Linking up with Crystal Storms at #IntentionalTuesday, Jaime Weibel at #SittingAmongFriends, Susan Mead at #DanceWithJesus and Dawn Klinge at #GraceandTruth

18 thoughts on “How to Keep Stats from Draining Your Soul

    • Stepping away occasionally is a good thing. Hard to do, but gives you a new perspective on what is important and what makes a difference. Thanks for stopping by!

  1. Oh my goodness this is so good Christa! It’s easy to fall into this trap of measuring success by numbers. Especially when everything on social media is telling us how to grow our numbers. I love that you reminded us that we can lose site of our purpose in the stats. Wise words!

  2. Love this! It is so easy to obsess over the numbers and it really does way on me mentally when a post doesn’t do as well as I’d thought or when I’m having a slower week. I try to remember that it’s not about the numbers and I’ve often told my hubby that if I start writing just to get the numbers, I’ll end up burning out and losing sight of my vision. Count me in on the stat sabbatical challenge!:)

  3. Love this: “My goal is not to have 500,000 people view my website every month. My goal is to help creative Christians move their God-sized dream from vision to action.”

    Yes! Thanks for this call to ministry-orientation!

  4. You are so right about this…the idol of numbers is a compelling one. I love the idea of a StatSabbatical! I actually don’t check stats much because I really don’t have any to check, but I know the lure of that miserable Facebook “like” number. Maybe I should take a “Like Leave”? 😉 Pinning to my “Bloggy Stuff” board…glad to find you today via Sitting Among Friends!

  5. Great Post Christa,
    I have been taking these breaks throughout the weekend. I feel like I constantly need to be on top of this and I feel like my kiddos need me. It is nice out and they want to play and so I have been pulling away. I see some stats that are not up where they usually are but my kids and I are happier hanging out when my attention doesn’t have things on the back burner. It feels great. We need this. God has given me so much and continues to bless my little area of the online world. It is definitely something I have been thinking about a lot lately. Thank you for sharing with us at Sitting Among Friends on Wednesdays!

  6. Great post!!

    I find that I can get bogged down with feelings of, “Is blogging really worth my time, if no one is really reading my posts”. But then I remind myself that is the enemy trying to take me away from God’s work and I try to focus on the fact that if even just one person has been effected by a post of mine and God has been glorified than it is INDEED worth my time.

    I liked your statement,
    “While stats can be encouraging when they are growing, they don’t reflect the strength of our relationships. And strong relationships are key to growing any kind of ministry or business.”

    I also liked the Scriptural illustration you used adding even more insight to your blog post.

    Thanks so much for sharing!

  7. Thanks for sharing this, Christa. It’s so easy to get swept away by the numbers (good or bad!) I think at my ideal state, I can see them as an indication of what is working and what I need to adjust. But at a low state, it’s easy to try to find my identity in what they reflect back to me. Thank-you for your insight!
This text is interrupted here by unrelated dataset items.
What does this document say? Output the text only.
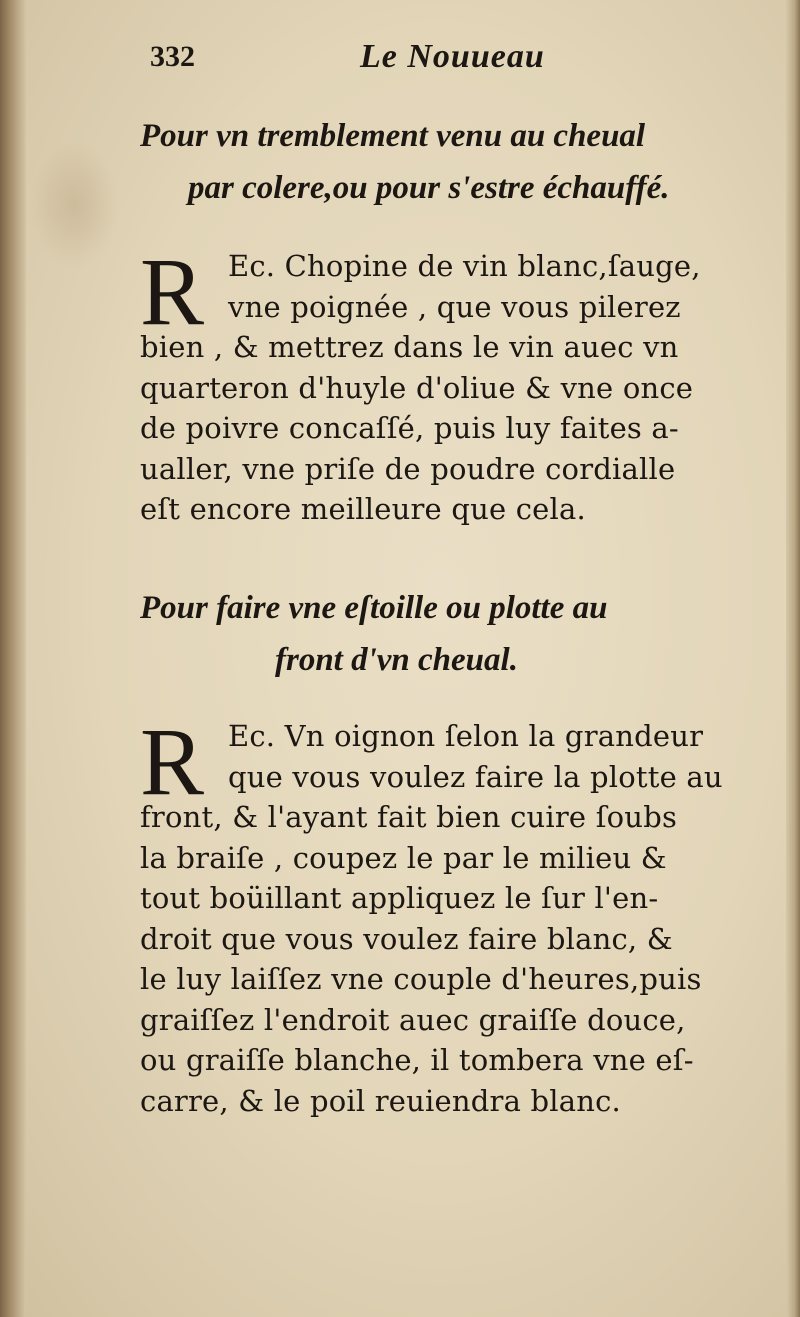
332	Le Nouueau
Pour vn tremblement venu au cheual
par colere,ou pour s'estre échauffé.
R Ec. Chopine de vin blanc,ſauge,
vne poignée , que vous pilerez
bien , & mettrez dans le vin auec vn
quarteron d'huyle d'oliue & vne once
de poivre concaſſé, puis luy faites a-
ualler, vne priſe de poudre cordialle
eſt encore meilleure que cela.
Pour faire vne eſtoille ou plotte au
front d'vn cheual.
R Ec. Vn oignon ſelon la grandeur
que vous voulez faire la plotte au
front, & l'ayant fait bien cuire ſoubs
la braiſe , coupez le par le milieu &
tout boüillant appliquez le ſur l'en-
droit que vous voulez faire blanc, &
le luy laiſſez vne couple d'heures,puis
graiſſez l'endroit auec graiſſe douce,
ou graiſſe blanche, il tombera vne eſ-
carre, & le poil reuiendra blanc.
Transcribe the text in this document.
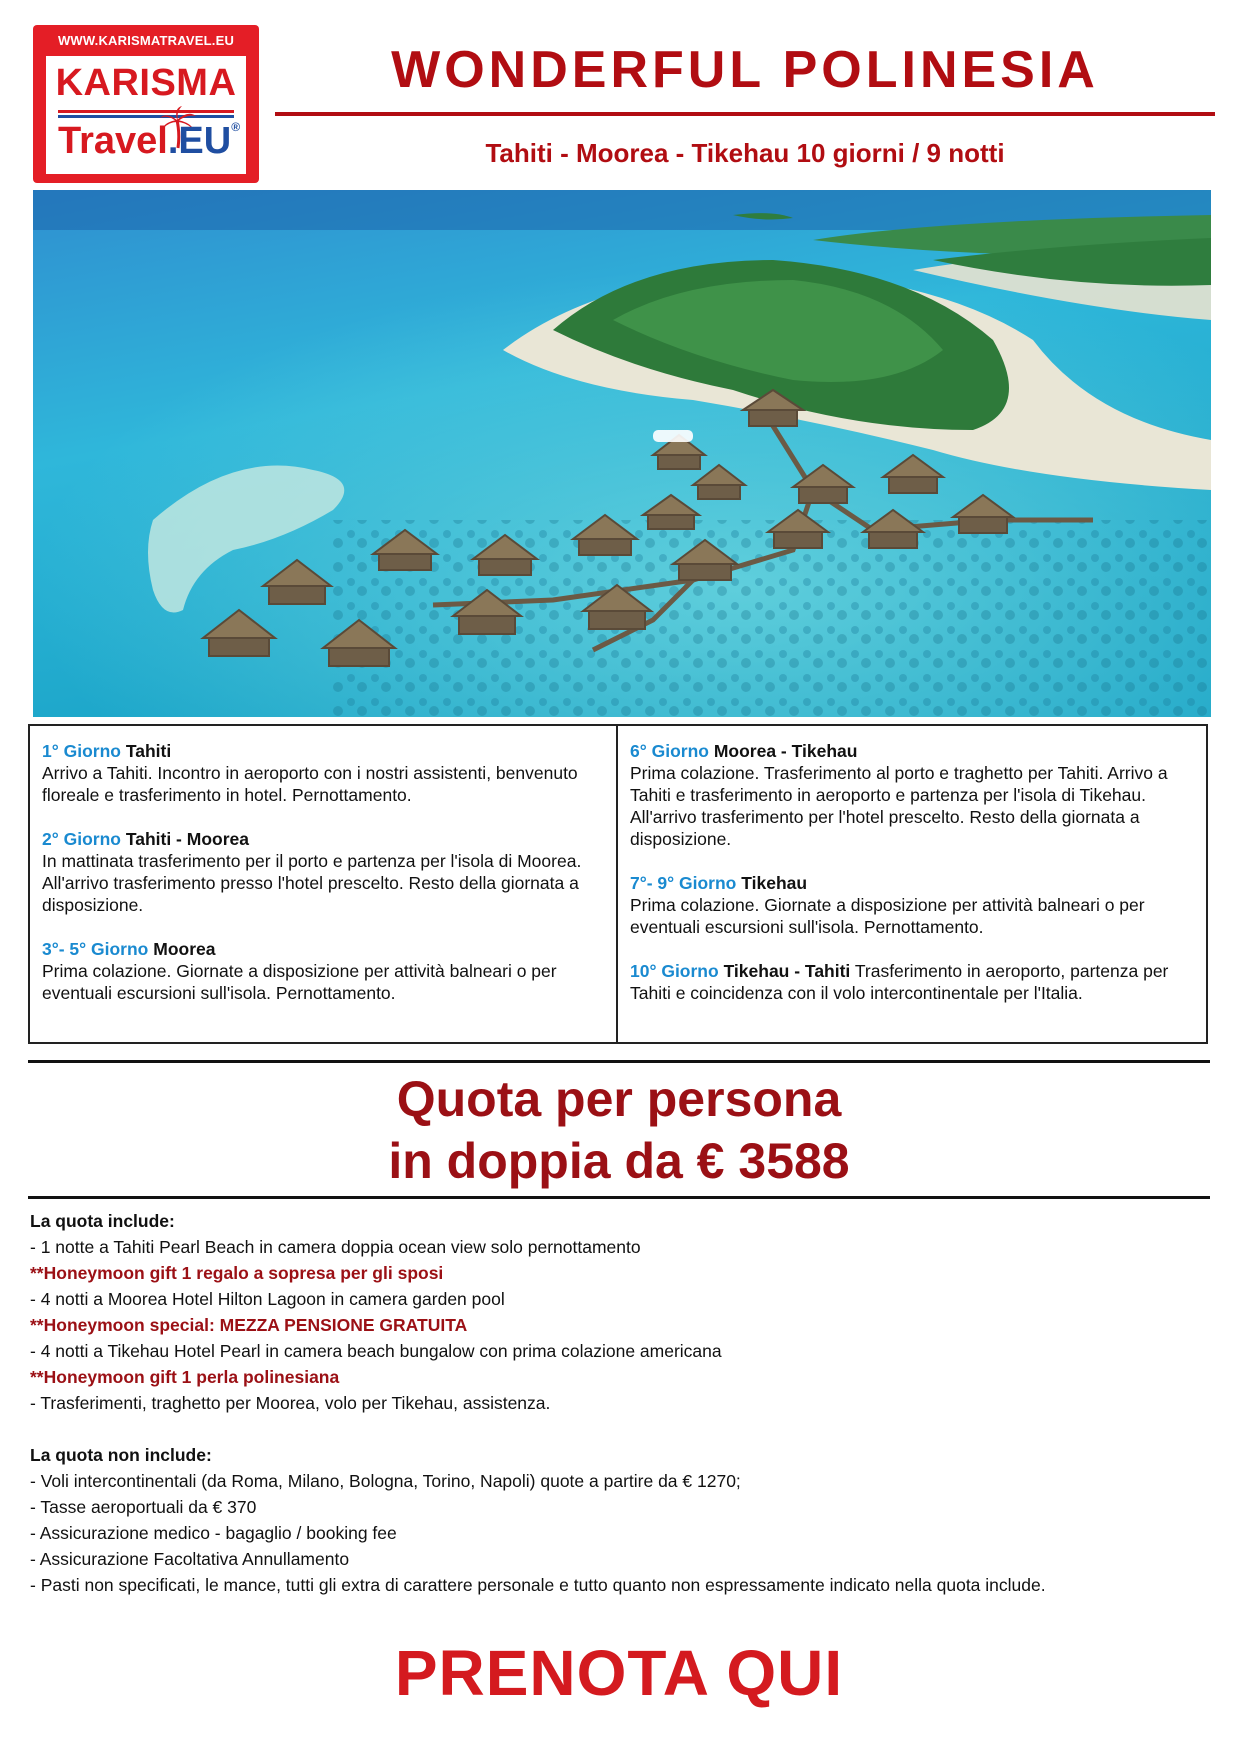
WWW.KARISMATRAVEL.EU
KARISMA
Travel.EU®
WONDERFUL POLINESIA
Tahiti - Moorea - Tikehau 10 giorni / 9 notti
1° Giorno Tahiti
Arrivo a Tahiti. Incontro in aeroporto con i nostri assistenti, benvenuto floreale e trasferimento in hotel. Pernottamento.
2° Giorno Tahiti - Moorea
In mattinata trasferimento per il porto e partenza per l'isola di Moorea. All'arrivo trasferimento presso l'hotel prescelto. Resto della giornata a disposizione.
3°- 5° Giorno Moorea
Prima colazione. Giornate a disposizione per attività balneari o per eventuali escursioni sull'isola. Pernottamento.
6° Giorno Moorea - Tikehau
Prima colazione. Trasferimento al porto e traghetto per Tahiti. Arrivo a Tahiti e trasferimento in aeroporto e partenza per l'isola di Tikehau. All'arrivo trasferimento per l'hotel prescelto. Resto della giornata a disposizione.
7°- 9° Giorno Tikehau
Prima colazione. Giornate a disposizione per attività balneari o per eventuali escursioni sull'isola. Pernottamento.
10° Giorno Tikehau - Tahiti Trasferimento in aeroporto, partenza per Tahiti e coincidenza con il volo intercontinentale per l'Italia.
Quota per persona
in doppia da € 3588
La quota include:
- 1 notte a Tahiti Pearl Beach in camera doppia ocean view solo pernottamento
**Honeymoon gift 1 regalo a sopresa per gli sposi
- 4 notti a Moorea Hotel Hilton Lagoon in camera garden pool
**Honeymoon special: MEZZA PENSIONE GRATUITA
- 4 notti a Tikehau Hotel Pearl in camera beach bungalow con prima colazione americana
**Honeymoon gift 1 perla polinesiana
- Trasferimenti, traghetto per Moorea, volo per Tikehau, assistenza.
La quota non include:
- Voli intercontinentali (da Roma, Milano, Bologna, Torino, Napoli) quote a partire da € 1270;
- Tasse aeroportuali da € 370
- Assicurazione medico - bagaglio / booking fee
- Assicurazione Facoltativa Annullamento
- Pasti non specificati, le mance, tutti gli extra di carattere personale e tutto quanto non espressamente indicato nella quota include.
PRENOTA QUI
  8. So much wisdom here! I believe it’s a constant battle for faith bloggers to keep stats in their proper place. It’s important for us to be good stewards of our platforms, and analytics can play a significant role in that endeavor. But you hit the nail on the head when you pointed out the things stats can’t measure. There’s much power in reaching a single person for the glory of God, and as along as we’re pursuing His will for us, we can be free to tell Google Analytics to take a hike! 🙂 Thanks for sharing this with us at Grace & Truth!

    • Thanks for visiting, Jennifer! You are so right. Each one of those little ticks and clicks represents a heart that can draw closer to God. Blessings to you!